Piotr Petrovitch semblait appartenir à cette catégorie de gens qui s’efforcent de se montrer fort aimables en société, mais perdent tous leurs moyens à la moindre contrariété, au point de ressembler plutôt à des soliveaux qu’à de brillants cavaliers. Il y eut encore un moment de silence; Raskolnikov s’enfermait dans un mutisme obstiné, Avdotia Romanovna jugeait que le moment n’était pas venu pour elle de rompre le silence. Razoumikhine, lui, n’avait rien à dire, si bien que Poulkheria Alexandrovna se vit obligée de payer encore de sa personne.

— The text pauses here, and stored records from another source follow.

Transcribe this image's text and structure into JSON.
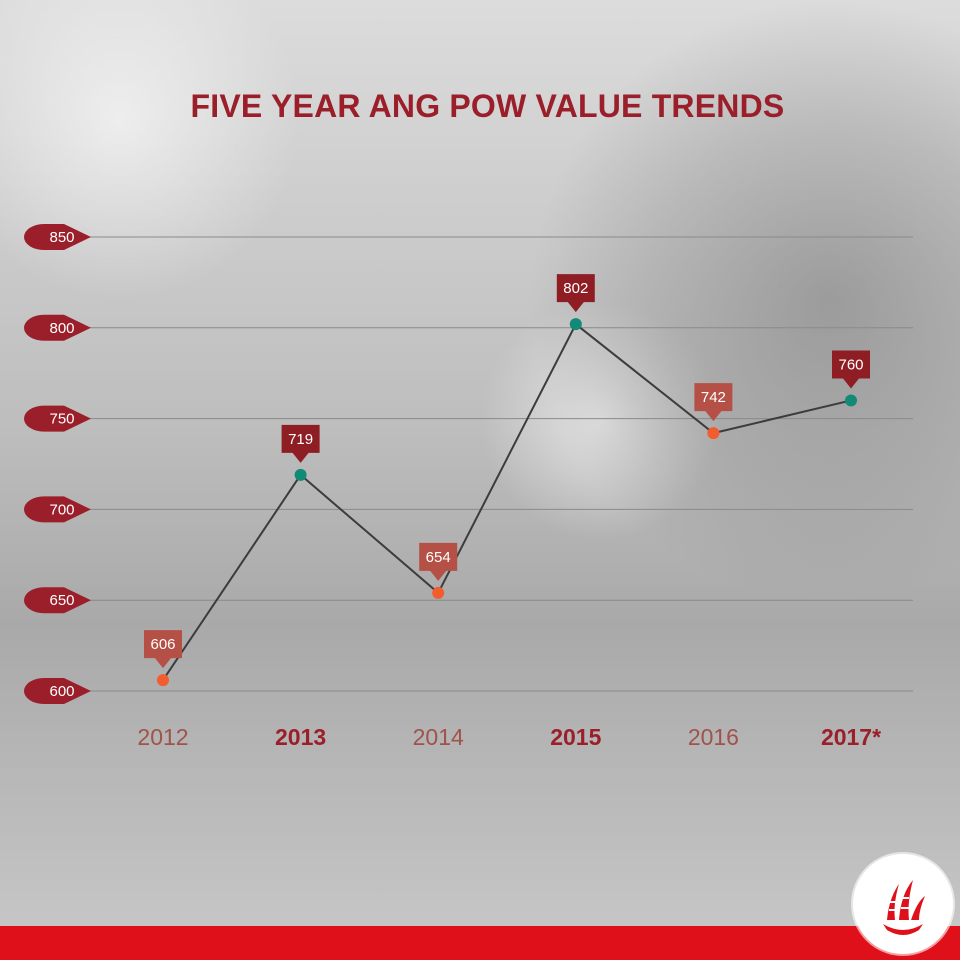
{
  "title": "FIVE YEAR ANG POW VALUE TRENDS",
  "colors": {
    "title": "#9b1f2a",
    "tag_dark": "#9b1f2a",
    "callout_orange": "#b55046",
    "callout_red": "#8f1d24",
    "dot_orange": "#f25c2e",
    "dot_teal": "#138a76",
    "line": "#3c3c3c",
    "grid": "#8a8a8a",
    "footer": "#e0101b"
  },
  "chart_data": {
    "type": "line",
    "title": "FIVE YEAR ANG POW VALUE TRENDS",
    "categories": [
      "2012",
      "2013",
      "2014",
      "2015",
      "2016",
      "2017*"
    ],
    "values": [
      606,
      719,
      654,
      802,
      742,
      760
    ],
    "value_labels": [
      "606",
      "719",
      "654",
      "802",
      "742",
      "760"
    ],
    "bold_categories": [
      false,
      true,
      false,
      true,
      false,
      true
    ],
    "ylim": [
      600,
      850
    ],
    "yticks": [
      "600",
      "650",
      "700",
      "750",
      "800",
      "850"
    ],
    "grid": true,
    "xlabel": "",
    "ylabel": ""
  },
  "logo": {
    "icon": "ship-sail-icon"
  }
}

– Marfa Petrovna est morte, le saviez-vous? demanda-t-elle, recourant à sa suprême ressource.
– Comment donc! J’en ai été informé aussitôt, et je puis même vous apprendre qu’Arkadi Ivanovitch Svidrigaïlov, aussitôt après l’enterrement de sa femme, est parti précipitamment pour Pétersbourg. Je tiens cette nouvelle d’une source sûre.
– Pour Pétersbourg? Pour ici? demanda Dounetchka d’une voix alarmée, en échangeant un regard avec sa mère.
– Parfaitement. Et l’on doit supposer que ce n’est pas sans intentions, étant donné la précipitation de ce départ et les circonstances qui l’ont précédé.
– Seigneur! Est-il possible qu’il vienne relancer Dounetchka jusqu’ici?
– Il me semble que vous n’avez, ni l’une ni l’autre, à vous inquiéter beaucoup, du moment que vous éviterez toute espèce de relations avec lui. Quant à moi, j’ai l’œil ouvert et je saurai bientôt où il est descendu…
– Ah! Piotr Petrovitch, vous ne sauriez vous imaginer à quel point vous m’avez troublée, continua Poulkheria Alexandrovna. Je ne l’ai vu que deux fois en tout, mais il m’a paru effrayant, effrayant! Je suis sûre qu’il a causé la mort de la défunte Marfa Petrovna.